We recommend avoiding bag mask ventilation for as long as possible; and optimising preoxygenation with non-aerosol-generating means. Methods include the bed-up-head-elevated position, airway manoeuvres, use of a positive end expiratory pressure valve, and airway adjuncts. If manual bagging is required, we suggest gentle ventilation via a supraglottic device instead of bag mask ventilation. Although no robust evidence is available to show that the use of supraglottic devices are less aerosol-generating than BMV, the devices are easy to insert and can achieve sufficient seal pressure. They also help to spare manpower and thus reduce staff exposure. Furthermore, many newer generation supraglottic devices provide a conduit for unassisted intubation.

To monitor the pattern of ventilation, a continuous waveform capnography monitoring device should be used; an advantage of this being that a correct waveform accurately reflects correct endotracheal tube placement. Furthermore, physiologically, it might give clues on the adequacy of the seal when using supraglottic devices.

Rapid sequence induction is the technique of choice for emergency intubation. Some operators prefer rocuronium over suxamethonium for its longer half-life, which effectively prevents coughing or vomiting that might occur when the shorter acting muscle relaxant subsides after an unsuccessful first attempt. When rocuronium is used, a full 1·2 mg/kg intravenous dose should be administered to achieve a similar onset time to suxamethonium.

Once an endotracheal tube is inserted, its cuff should be inflated immediately to avoid leakage.

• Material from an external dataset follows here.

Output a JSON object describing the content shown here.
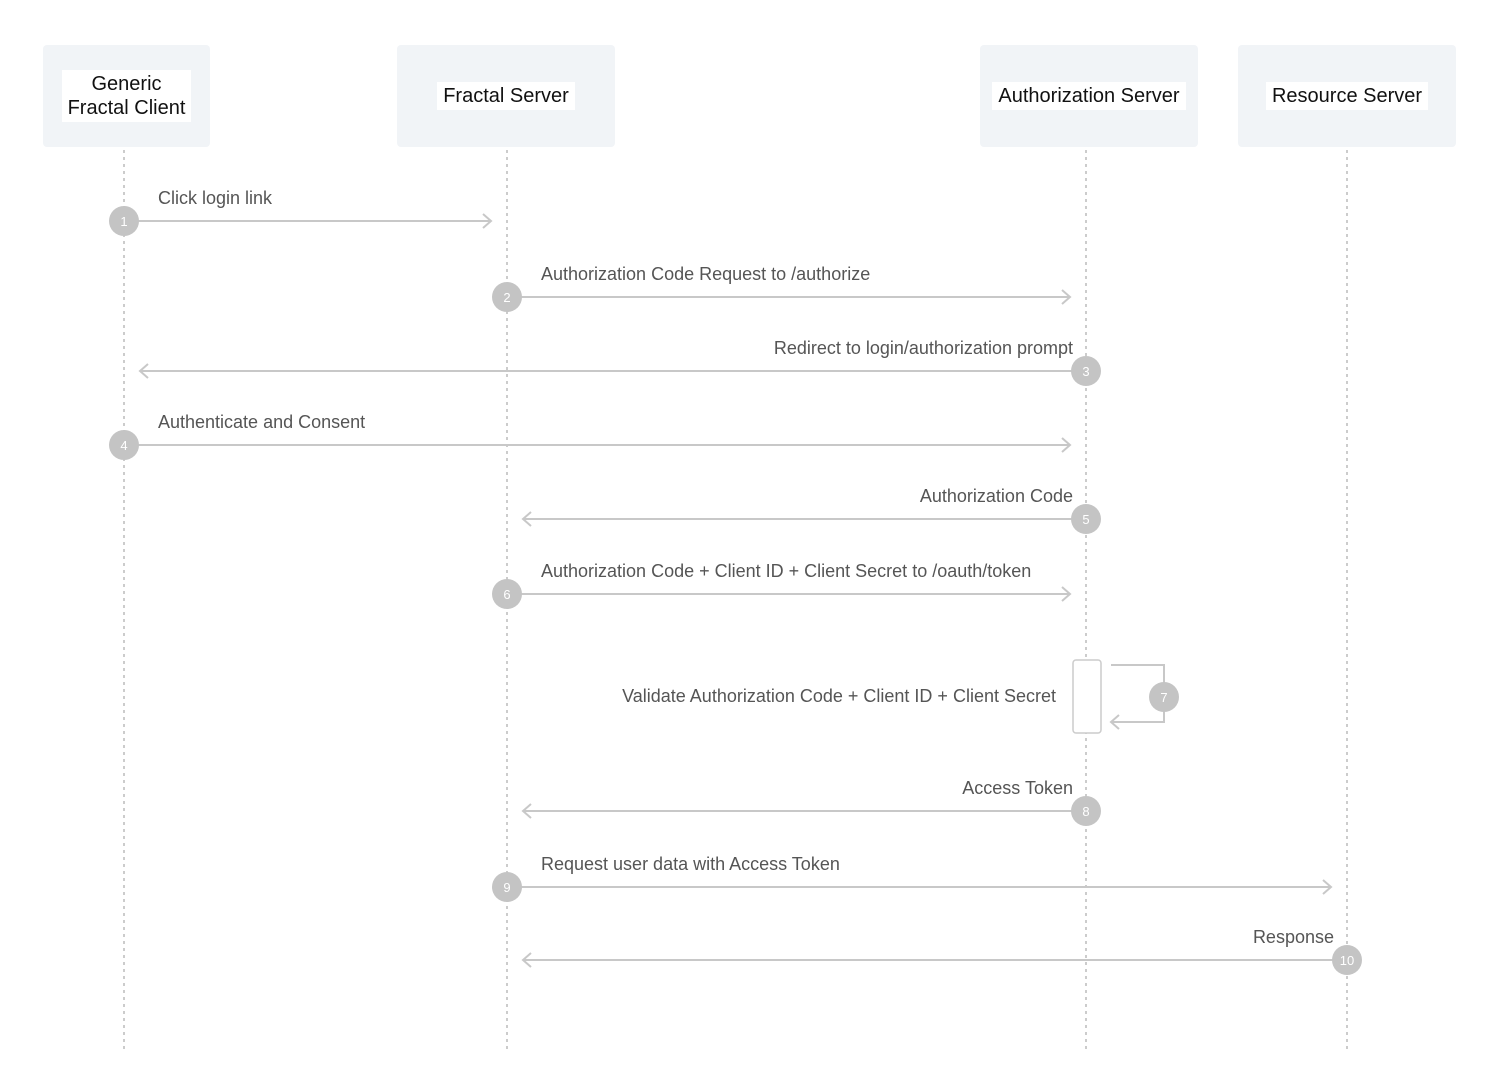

The endotracheal tube should be connected to the ventilator via a filter and a waveform capnography monitoring device, with ventilation only started after pilot balloon inflation is confirmed. The capnography monitoring device waveform can subsequently confirm the correct positioning of the endotracheal tube. Only then should the physician exclude bronchial intubation by five-point auscultation.

Author:Jonathan Chun-Hei Cheung, Lap Tin Ho, Justin Vincent Cheng, et al.